Fission,
FAST!
My creative juices were inspired this morning by an article titled Climate is not a mass movement. The piece comes from Randy Olson, the filmmaker turned scientist who is most famous among my pro-nuclear communication friends as the author of Don’t Be Such a Scientist.
Aside: I wonder how many of the people in my pronuclear social media circles who have strongly advocated for Olson’s work as a science communicator know that he fondly remembers his participation in the “No Nukes” movement and thinks of it as a model for societal change? End Aside.
I found the post from the following tweet from Andy Revkin:
.@thebenshi on why enviro movement got richer, smarter… but rallies are smaller today than in the green old days: thebenshi.com/2013/02/25/265…
— Andy Revkin (@Revkin) February 26, 2013
After reading Olson’s thought piece, I fired back the following tweets in rapid succession:
@revkin @thebenshi Something mature about a society that recognizes that change will not be led by folk singers & negative slogans
— Rod Adams (@Atomicrod) February 26, 2013
And
@revkin @thebenshi Making a real difference in battle against CO2 emissions requires use of best available tool – Pro Nuke. Fission – Fast.

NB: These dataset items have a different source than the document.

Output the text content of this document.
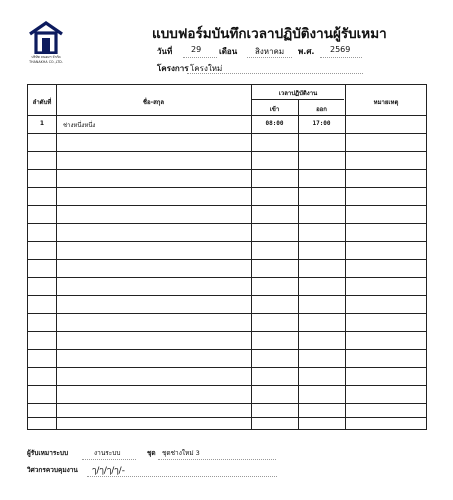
บริษัท ถนอมฯ จำกัด
THANAKHA CO.,LTD.
แบบฟอร์มบันทึกเวลาปฏิบัติงานผู้รับเหมา
วันที่ 29 เดือน สิงหาคม พ.ศ. 2569
โครงการ โครงใหม่
ลำดับที่	ชื่อ-สกุล
เวลาปฏิบัติงาน
เข้า	ออก
หมายเหตุ
1	ช่างหนึ่งหนึ่ง	08:00	17:00
ผู้รับเหมาระบบ	งานระบบ	ชุด ชุดช่างใหม่ 3
วิศวกรควบคุมงาน ๅ/ๅ/ๅ/ๅ/-
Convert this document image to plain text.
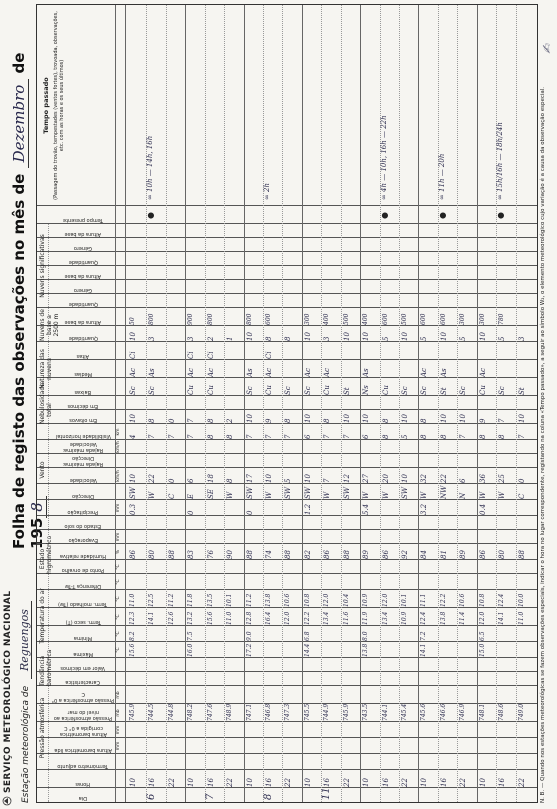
SERVIÇO METEOROLÓGICO NACIONAL Estação meteorológica de Reguengos
Folha de registo das observações no mês de Dezembro de 1958
Dia
Horas
Termómetro adjunto
Altura barométrica lida
Altura barométrica corrigida a 0° C
Pressão atmosférica ao nível do mar
Pressão atmosférica a 0° C
Característica
Valor em décimos
Máxima
Mínima
Term. seco (T)
Term. molhado (Tw)
Diferença T-Tw
Ponto de orvalho
Humidade relativa
Evaporação
Estado do solo
Precipitação
Direcção
Velocidade
Rajada máxima: Direcção
Rajada máxima: Velocidade
Visibilidade horizontal
Em oitavos
Em décimos
Baixas
Médias
Altas
Quantidade
Altura da base
Quantidade
Género
Altura da base
Quantidade
Género
Altura da base
Tempo presente
Tempo passado (Passagem do trovão, tempestades (ventos fortes), trovoada, observações, etc. com as horas e os seus últimos)
Pressão atmosférica
Tendência barométrica
Temperatura do ar
Estado higrométrico
Vento
Nebulosidade total
Natureza das nuvens
Nuvens de base a 2500 m
Nuvens significativas
mm
mm
mb
mb
°C
°C
°C
°C
°C
°C
%
mm
mm
km/h
km/h
km
6
10
745.9
12.3
11.0
86
SW
10
4
10
Sc
Ac
Ci
10
50
16
744.5
14.1
12.5
80
W
22
7
8
Sc
As
3
800
22
744.8
12.6
11.2
88
C
0
7
0
15.6
8.2
0.3
●
∞ 10h — 14h, 16h
7
10
748.2
13.2
11.8
83
E
6
7
7
Cu
Ac
Ci
3
900
16
747.6
15.6
13.5
76
SE
18
8
8
Cu
Ac
Ci
2
800
22
748.9
11.0
10.1
90
W
8
8
2
1
16.0
7.5
0
8
10
747.1
12.8
11.2
88
SW
17
7
10
Sc
As
10
800
16
746.8
16.4
13.8
74
W
10
7
9
Cu
Ac
Ci
8
600
22
747.3
12.0
10.6
88
SW
5
7
8
Sc
8
17.2
9.0
0
∞ 2h
11
10
745.5
12.2
10.8
82
SW
10
6
10
Sc
Ac
10
300
16
744.9
13.4
12.0
86
W
7
7
8
Cu
Ac
3
400
22
745.9
11.6
10.4
88
SW
12
7
10
St
10
500
14.4
6.8
1.2
10
743.5
11.9
10.9
89
W
27
6
10
Ns
As
10
400
16
744.1
13.4
12.0
86
W
20
8
8
Cu
5
600
22
745.4
10.9
10.1
92
SW
10
5
10
Sc
10
500
13.8
8.0
5.4
●
∞ 4h — 10h, 16h — 22h
10
745.6
12.4
11.1
84
W
32
8
8
Sc
Ac
5
600
16
746.6
13.8
12.2
81
NW
22
8
10
St
As
10
600
22
746.9
11.4
10.6
89
N
6
7
10
Sc
5
300
14.1
7.2
3.2
●
∞ 11h — 20h
10
748.1
12.0
10.8
86
W
36
8
9
Cu
Ac
10
300
16
748.6
14.1
12.4
80
W
25
8
7
Sc
5
780
22
749.0
11.0
10.0
88
C
0
7
10
St
3
15.0
6.5
0.4
●
∞ 15h/16h — 18h/24h	N. B. — Quando nos estações meteorológicas se fazem observações especiais, indicar o hora no lugar correspondente, registando na coluna «Tempo passado», a seguir ao símbolo W₂, o elemento meteorológico cujo variação é a causa da observação especial.
✍︎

— Rod Adams (@Atomicrod) February 26, 2013
Olson is a good communicator and hit on some important concepts in his post, but his science interest is biology, not energy production. There is no doubt that the No Nukes movement contributed to a successful (so far) effort to push the world away from the use of nuclear energy, but there is also no doubt that the success of that movement – along with a whole series of poor decisions made by the people who were building nuclear power plants at the time – have put the world into a dangerous position.
The very danger that Olson wrote about – a changing climate that is being made ever more unstable by the forcing functions associated with an increasing atmospheric concentration of CO2 – could have been avoided by focusing first on science and technology and then on creating slogans aimed at encouraging positive action.